Constangy Cyber attorneys Donna Maddux and Amir Goodarzi  co-authored an article published in the December 2023 issue of’s Legal and Compliance Excellent detailing  an amendment to the Federal Trade Commission’s (FTC) Safeguards Rule, which will change how and when entities must report a consumer data breach. 

The FTC approved an amendment to the Safeguards Rule under the Gramm-Leach-Bliley Act to enhance the reporting requirements for non-banking financial entities. Under the amendment, entities must report to the FTC within 30 days of having a “notification event” where 500 or more customers’ data is exposed in a cyber incident or distributed in a manner not authorized by the customer. 

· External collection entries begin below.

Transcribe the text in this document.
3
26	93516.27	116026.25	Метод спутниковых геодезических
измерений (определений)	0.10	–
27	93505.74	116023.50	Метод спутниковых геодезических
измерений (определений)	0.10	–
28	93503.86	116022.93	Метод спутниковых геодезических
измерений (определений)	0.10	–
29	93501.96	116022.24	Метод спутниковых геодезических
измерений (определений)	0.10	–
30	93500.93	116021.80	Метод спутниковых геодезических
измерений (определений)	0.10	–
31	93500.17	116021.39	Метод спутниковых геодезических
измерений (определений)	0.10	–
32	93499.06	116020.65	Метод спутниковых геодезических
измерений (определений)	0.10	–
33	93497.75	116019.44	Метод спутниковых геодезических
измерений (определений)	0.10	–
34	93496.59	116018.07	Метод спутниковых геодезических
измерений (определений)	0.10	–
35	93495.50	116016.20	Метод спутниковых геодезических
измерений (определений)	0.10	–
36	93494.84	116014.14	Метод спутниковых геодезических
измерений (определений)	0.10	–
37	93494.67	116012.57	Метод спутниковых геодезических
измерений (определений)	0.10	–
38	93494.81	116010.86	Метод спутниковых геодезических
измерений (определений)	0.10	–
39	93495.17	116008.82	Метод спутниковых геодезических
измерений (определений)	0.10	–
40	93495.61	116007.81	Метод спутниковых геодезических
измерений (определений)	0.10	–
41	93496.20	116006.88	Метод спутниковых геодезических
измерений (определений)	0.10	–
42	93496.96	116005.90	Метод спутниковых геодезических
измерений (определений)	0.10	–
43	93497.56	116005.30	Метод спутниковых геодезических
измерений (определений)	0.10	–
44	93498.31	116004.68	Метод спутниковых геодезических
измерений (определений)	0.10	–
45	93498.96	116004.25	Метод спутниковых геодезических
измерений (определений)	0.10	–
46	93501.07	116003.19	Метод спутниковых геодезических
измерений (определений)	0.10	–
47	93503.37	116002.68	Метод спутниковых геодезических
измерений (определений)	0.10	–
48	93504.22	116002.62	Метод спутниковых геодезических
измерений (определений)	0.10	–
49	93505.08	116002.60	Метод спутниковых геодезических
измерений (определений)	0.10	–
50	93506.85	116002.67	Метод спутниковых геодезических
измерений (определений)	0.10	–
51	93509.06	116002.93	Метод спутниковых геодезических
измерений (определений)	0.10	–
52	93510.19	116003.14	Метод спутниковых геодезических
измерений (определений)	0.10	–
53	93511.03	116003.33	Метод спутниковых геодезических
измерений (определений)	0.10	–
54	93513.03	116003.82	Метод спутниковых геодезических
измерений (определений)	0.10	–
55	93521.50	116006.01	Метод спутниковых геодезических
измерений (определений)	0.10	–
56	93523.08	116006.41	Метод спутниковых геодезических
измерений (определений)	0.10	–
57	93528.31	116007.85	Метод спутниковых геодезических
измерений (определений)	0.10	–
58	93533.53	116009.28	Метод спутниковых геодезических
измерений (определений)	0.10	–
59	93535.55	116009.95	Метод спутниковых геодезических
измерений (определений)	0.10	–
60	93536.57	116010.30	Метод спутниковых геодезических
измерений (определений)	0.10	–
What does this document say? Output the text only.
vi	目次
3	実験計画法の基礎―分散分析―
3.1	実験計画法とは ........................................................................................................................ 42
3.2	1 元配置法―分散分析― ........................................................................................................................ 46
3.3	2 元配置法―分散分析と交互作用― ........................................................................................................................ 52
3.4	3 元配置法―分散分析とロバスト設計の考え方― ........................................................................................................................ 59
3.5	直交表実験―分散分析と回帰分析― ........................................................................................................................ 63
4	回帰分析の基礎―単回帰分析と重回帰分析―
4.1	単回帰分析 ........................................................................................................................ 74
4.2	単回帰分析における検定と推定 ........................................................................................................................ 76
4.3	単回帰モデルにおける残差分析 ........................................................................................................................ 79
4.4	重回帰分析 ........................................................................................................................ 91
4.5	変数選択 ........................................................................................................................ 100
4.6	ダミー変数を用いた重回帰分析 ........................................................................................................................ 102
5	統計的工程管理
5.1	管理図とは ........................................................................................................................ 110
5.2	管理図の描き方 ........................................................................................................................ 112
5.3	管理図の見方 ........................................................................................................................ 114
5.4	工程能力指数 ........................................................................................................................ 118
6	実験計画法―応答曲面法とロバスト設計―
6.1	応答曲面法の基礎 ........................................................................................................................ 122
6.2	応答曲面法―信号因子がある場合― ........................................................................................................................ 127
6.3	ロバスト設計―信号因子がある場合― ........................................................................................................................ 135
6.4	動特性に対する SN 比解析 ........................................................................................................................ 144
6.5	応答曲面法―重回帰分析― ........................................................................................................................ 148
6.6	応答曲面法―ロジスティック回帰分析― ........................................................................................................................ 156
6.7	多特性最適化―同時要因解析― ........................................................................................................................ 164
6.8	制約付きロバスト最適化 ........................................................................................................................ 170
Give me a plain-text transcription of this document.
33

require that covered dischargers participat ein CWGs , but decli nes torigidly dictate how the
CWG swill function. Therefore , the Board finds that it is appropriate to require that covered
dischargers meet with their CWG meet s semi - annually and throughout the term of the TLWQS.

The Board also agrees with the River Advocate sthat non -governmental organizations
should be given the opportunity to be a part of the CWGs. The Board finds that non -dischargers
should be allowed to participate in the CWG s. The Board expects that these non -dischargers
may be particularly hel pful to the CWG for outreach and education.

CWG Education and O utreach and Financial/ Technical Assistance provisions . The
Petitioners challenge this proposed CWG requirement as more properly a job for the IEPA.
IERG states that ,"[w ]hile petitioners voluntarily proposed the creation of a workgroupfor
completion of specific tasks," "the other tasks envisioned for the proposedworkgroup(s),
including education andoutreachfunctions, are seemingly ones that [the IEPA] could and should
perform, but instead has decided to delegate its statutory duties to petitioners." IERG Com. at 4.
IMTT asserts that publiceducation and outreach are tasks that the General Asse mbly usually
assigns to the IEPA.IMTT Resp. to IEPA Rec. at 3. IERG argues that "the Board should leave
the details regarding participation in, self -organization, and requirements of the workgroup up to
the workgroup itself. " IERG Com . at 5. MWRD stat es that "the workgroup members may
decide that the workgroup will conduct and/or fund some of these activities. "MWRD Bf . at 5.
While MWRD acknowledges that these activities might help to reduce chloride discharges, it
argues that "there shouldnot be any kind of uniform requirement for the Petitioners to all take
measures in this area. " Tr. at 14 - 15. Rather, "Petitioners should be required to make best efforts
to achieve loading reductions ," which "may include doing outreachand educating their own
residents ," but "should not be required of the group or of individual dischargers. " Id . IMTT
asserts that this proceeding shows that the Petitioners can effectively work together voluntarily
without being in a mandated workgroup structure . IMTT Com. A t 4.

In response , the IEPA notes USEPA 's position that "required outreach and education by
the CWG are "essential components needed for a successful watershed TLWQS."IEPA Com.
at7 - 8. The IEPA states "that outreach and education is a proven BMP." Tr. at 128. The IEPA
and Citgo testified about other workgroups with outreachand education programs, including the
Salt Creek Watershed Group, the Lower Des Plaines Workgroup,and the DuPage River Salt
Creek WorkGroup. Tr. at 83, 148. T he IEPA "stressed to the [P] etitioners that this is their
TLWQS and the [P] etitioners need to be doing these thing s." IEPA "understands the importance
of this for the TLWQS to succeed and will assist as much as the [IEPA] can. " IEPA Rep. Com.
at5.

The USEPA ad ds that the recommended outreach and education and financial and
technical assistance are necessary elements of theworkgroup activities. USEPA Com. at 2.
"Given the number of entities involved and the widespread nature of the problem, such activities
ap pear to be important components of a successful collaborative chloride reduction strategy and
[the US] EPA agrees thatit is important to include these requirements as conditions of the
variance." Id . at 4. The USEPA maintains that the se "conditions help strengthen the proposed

Breaking down the amendment, Maddux and Goodarzi explained that non-banking financial entities are those that engage in any activity that is financial or even incidental to those financial activities. That broad definition means that examples of affected businesses could include everything from the leasing office of a car dealership to travel agencies and property appraisers. These entities “should update their customer data disclosure policies to clarify which disclosures are authorized by the customer...” and “…also review their incident response policies to ensure that procedures are in place for compliance with this rule, when necessary,” suggested Maddux and Goodarzi.

Maddux and Goodarzi noted several important elements of the amendment to keep in mind:

  • When the clock starts - The new rule places the 30-day clock from when a notification event becomes known by an employee, officer, or other agent of the covered entity. 
  • Type of information covered – the amendment involves the breach of customer information, defined as “any record containing nonpublic personal information about a customer, in any form, that is handled or maintained by or on behalf of the covered entity or its affiliates.
  • Who is a customer – the customer must have a continuous relationship with the covered entity, defined as the covered entity providing one or more financial products or services to the customer.
  • Notification events that trigger FTC reporting requirements - could mean a data breach in the traditional sense of cyber theft or simply sharing of customer data in a manner they didn’t authorize.
  • The FTC notification process – affected businesses notify the FTC within 30 days after the notification event and complete a form providing information about the incident and their response.

These new rules, which are slated to go into effect in May 2024, are significant for a wide range of non-banking financial services entities. These organizations should update their customer data disclosure policies and incident response plans to remain compliant.